The town nearest to the funicular railway, still retains its charm with its narrow streets, leading up from the seafront and you will still see, mainly elderly women, in more traditional outfits, whiling away their time in the street cafes.

The rest of the town has somewhat sprawled outwards and there is a motor home aire in this part of the town and the best of luck getting in there as this resembles one of the worst aspects of aires as it becomes transformed into a municipal carpark.

Above the town is the village of Sitio, dominated by its very attractive square and equally attractive church which acts as the centrepiece. As with many churches its existence is based on relics or legends and this one is no exception but  Nazaré is not content with one legend it has to have two.

The first relates to the derivation of the name of the town , which apparently is due to a small wooden statue of the Virgin Mary, a Black Madonna, brought initially in the 4th century to Merida in Spain, by a monk from Nazareth in the Holy Land. Another monk, in 711, accompanied by the last Visigoth king, then brought the same statue to Nazaré, where they became hermits.

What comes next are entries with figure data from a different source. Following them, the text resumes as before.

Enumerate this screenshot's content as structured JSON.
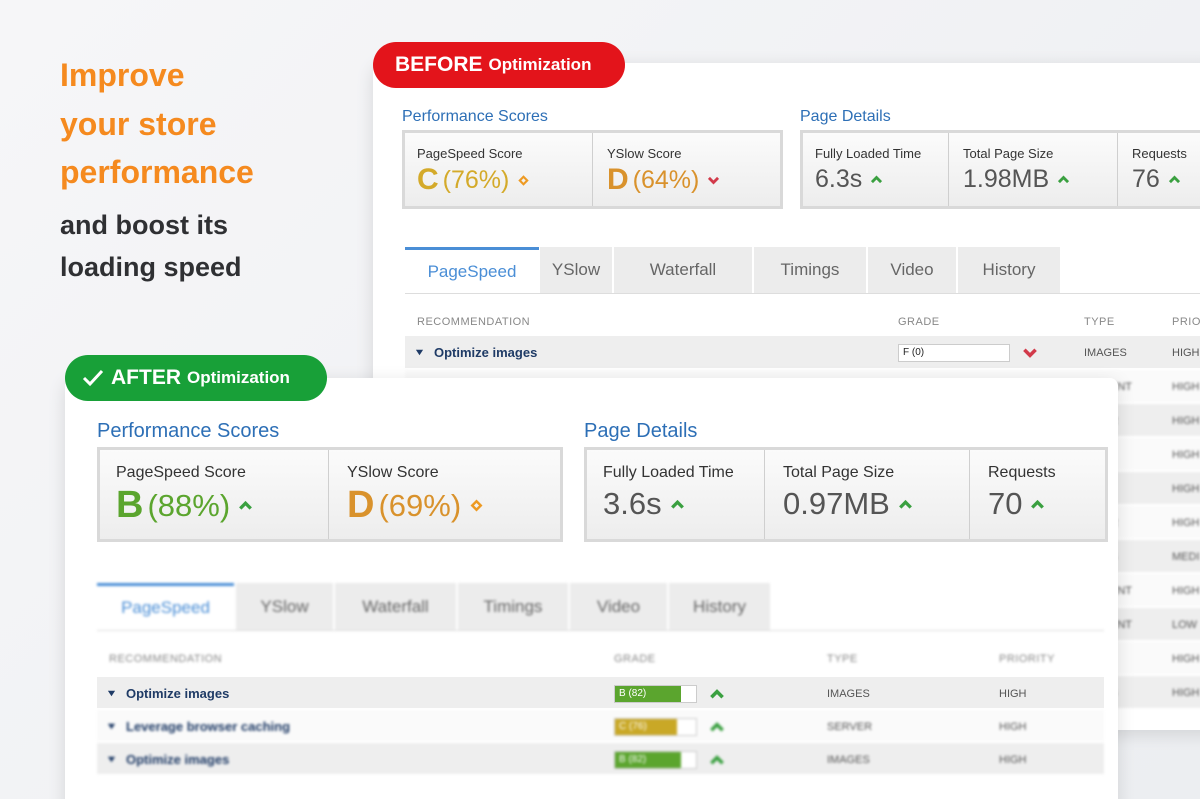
{
  "headline": {
    "highlight": [
      "Improve",
      "your store",
      "performance"
    ],
    "rest": [
      "and boost its",
      "loading speed"
    ]
  },
  "before": {
    "badge": {
      "label": "BEFORE",
      "suffix": "Optimization"
    },
    "performance": {
      "title": "Performance Scores",
      "scores": [
        {
          "label": "PageSpeed Score",
          "grade": "C",
          "percent": "(76%)",
          "trend": "neutral",
          "color": "#d4aa2a"
        },
        {
          "label": "YSlow Score",
          "grade": "D",
          "percent": "(64%)",
          "trend": "down",
          "color": "#d9922c"
        }
      ]
    },
    "details": {
      "title": "Page Details",
      "items": [
        {
          "label": "Fully Loaded Time",
          "value": "6.3s",
          "trend": "up"
        },
        {
          "label": "Total Page Size",
          "value": "1.98MB",
          "trend": "up"
        },
        {
          "label": "Requests",
          "value": "76",
          "trend": "up"
        }
      ]
    },
    "tabs": [
      "PageSpeed",
      "YSlow",
      "Waterfall",
      "Timings",
      "Video",
      "History"
    ],
    "table": {
      "columns": [
        "RECOMMENDATION",
        "GRADE",
        "TYPE",
        "PRIO"
      ],
      "rows": [
        {
          "name": "Optimize images",
          "grade": "F (0)",
          "score": 0,
          "trend": "down",
          "type": "IMAGES",
          "priority": "HIGH"
        },
        {
          "type": "ENT",
          "priority": "HIGH"
        },
        {
          "type": "R",
          "priority": "HIGH"
        },
        {
          "priority": "HIGH"
        },
        {
          "priority": "HIGH"
        },
        {
          "type": "R",
          "priority": "HIGH"
        },
        {
          "type": "S",
          "priority": "MEDI"
        },
        {
          "type": "ENT",
          "priority": "HIGH"
        },
        {
          "type": "ENT",
          "priority": "LOW"
        },
        {
          "priority": "HIGH"
        },
        {
          "type": "S",
          "priority": "HIGH"
        }
      ]
    }
  },
  "after": {
    "badge": {
      "label": "AFTER",
      "suffix": "Optimization"
    },
    "performance": {
      "title": "Performance Scores",
      "scores": [
        {
          "label": "PageSpeed Score",
          "grade": "B",
          "percent": "(88%)",
          "trend": "up",
          "color": "#5ba52e"
        },
        {
          "label": "YSlow Score",
          "grade": "D",
          "percent": "(69%)",
          "trend": "neutral",
          "color": "#d9922c"
        }
      ]
    },
    "details": {
      "title": "Page Details",
      "items": [
        {
          "label": "Fully Loaded Time",
          "value": "3.6s",
          "trend": "up"
        },
        {
          "label": "Total Page Size",
          "value": "0.97MB",
          "trend": "up"
        },
        {
          "label": "Requests",
          "value": "70",
          "trend": "up"
        }
      ]
    },
    "tabs": [
      "PageSpeed",
      "YSlow",
      "Waterfall",
      "Timings",
      "Video",
      "History"
    ],
    "table": {
      "columns": [
        "RECOMMENDATION",
        "GRADE",
        "TYPE",
        "PRIORITY"
      ],
      "rows": [
        {
          "name": "Optimize images",
          "grade": "B (82)",
          "score": 82,
          "trend": "up",
          "type": "IMAGES",
          "priority": "HIGH"
        },
        {
          "name": "Leverage browser caching",
          "grade": "C (76)",
          "score": 76,
          "trend": "up",
          "type": "SERVER",
          "priority": "HIGH"
        },
        {
          "name": "Optimize images",
          "grade": "B (82)",
          "score": 82,
          "trend": "up",
          "type": "IMAGES",
          "priority": "HIGH"
        }
      ]
    }
  }
}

The king then buried the monk in the grotto where he lived  and placed the Black Madonna on an altar.

The story does not end there though as Nazaré is not content as most towns would be with one legend.

The first church was built in Sitio over the grotto as a result of an intervention in the 12th century by the Virgin Mary, who saved the life of a Portuguese Knight, who was hunting in dense fog . So in memory of the miracle we have the first church built, which bears no resemblance to the current church, started in the late 14th century but totally modified between the 16th and 19th centuries, to give the current splendid  baroque building, together with its statue of  our Lady of Nazaré.

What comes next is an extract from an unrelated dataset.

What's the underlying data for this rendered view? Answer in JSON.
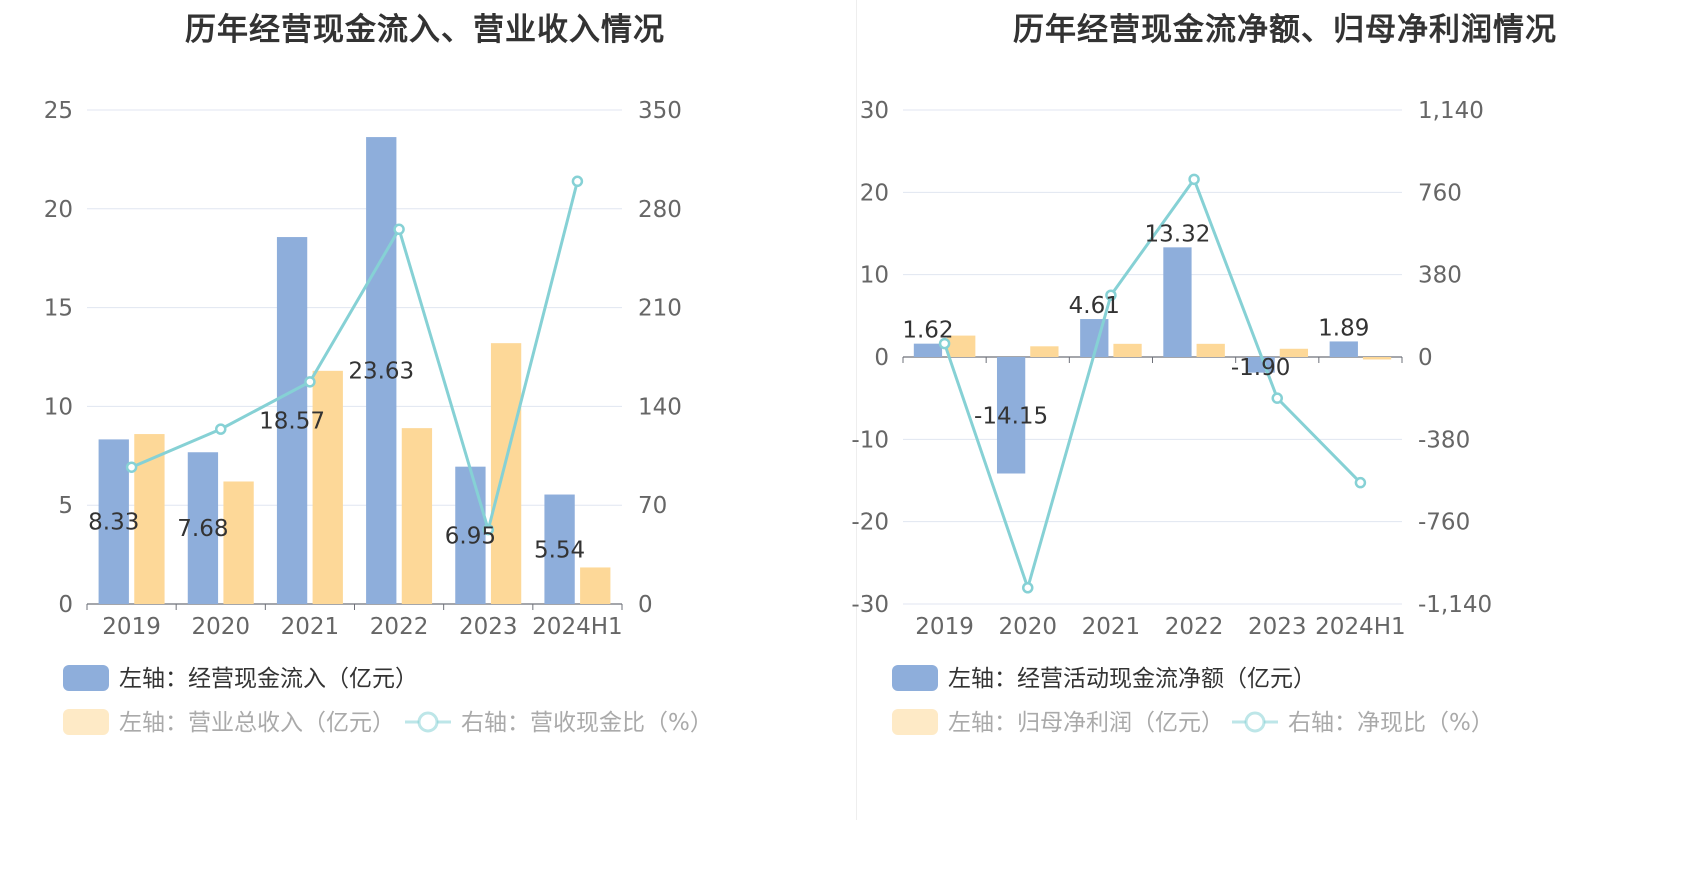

In the square you will find locals selling their wares from portable stalls and it is here that you will find the stallholders, dressed in their traditional costumes for the benefit of the hordes of tourists that come in by bus.

A short walk from the square, downhill, takes you to the lighthouse and its magnificent sees and reference to the 100 foot gigantic wave that hit this coast in 2013 and the record surfer. (see attached reference)

Back to the square and did I mention that you get spectacular views of  Nazaré and its splendid beaches and you can easily see why it is such a popular tourist spot..

Cycle Ride: There is a very pleasant cycle ride from Sitio to Paredes Velhas, about 14km each way along the route Atlantica and though you do not experience sea views until the end, it is nevertheless a pleasant level ride (until the end) along a cycle path, which follows a very quiet road.

We stayed at Campsite Val Paraiso Natur Park, an ACSI site, which is about 2km reasonably flat walk to Sitio, where you can then take the cliff railway down to Nazaré and it is a similar distance then back to the site,

This is an excellent site, set on tiered levels in a pine forest, though the sound and possible damage, caused by falling pine cones, from not an inconsiderable height, as witnessed, crashing down on a Dutch VW camper made me very nervous, as I moved to a pitch away from these potential missiles.

The sanitary facilities are superb, there is a spacious motor home service point and a swimming pool, onsite restaurant and shop and all for the princely sum of 16 euros, cash only for short stays. This easily beats staying on the aire in the centre of town.


There is a good supermarket within 500 metres, on the way to Sitio.


After the visit to Coimbra and Conimbriga it was time to take the motor home  to the celebrated coastal resort of  Nazaré.

It is considered to be one  of the most attractive and traditional fishing villages in Portugal but our visit at the weekend , amply displayed that this village has been transformed by tourism. It was busy in mid May  at the weekend, heaven forbids what it would look like in August.

You can see ,however, why this town is a popular tourist destination, it has a wide sweeping bay  with a superb beach. This also brings its downside, the crowds and overpriced restaurants and tourist tat. Though the traditional fishing boats on the beaches are now museum pieces, there  were still remnants of traditional activity, as dried fish was laid out and sold at the seafront. Fishing is still an important activity but undoubtedly it is tourism which predominates.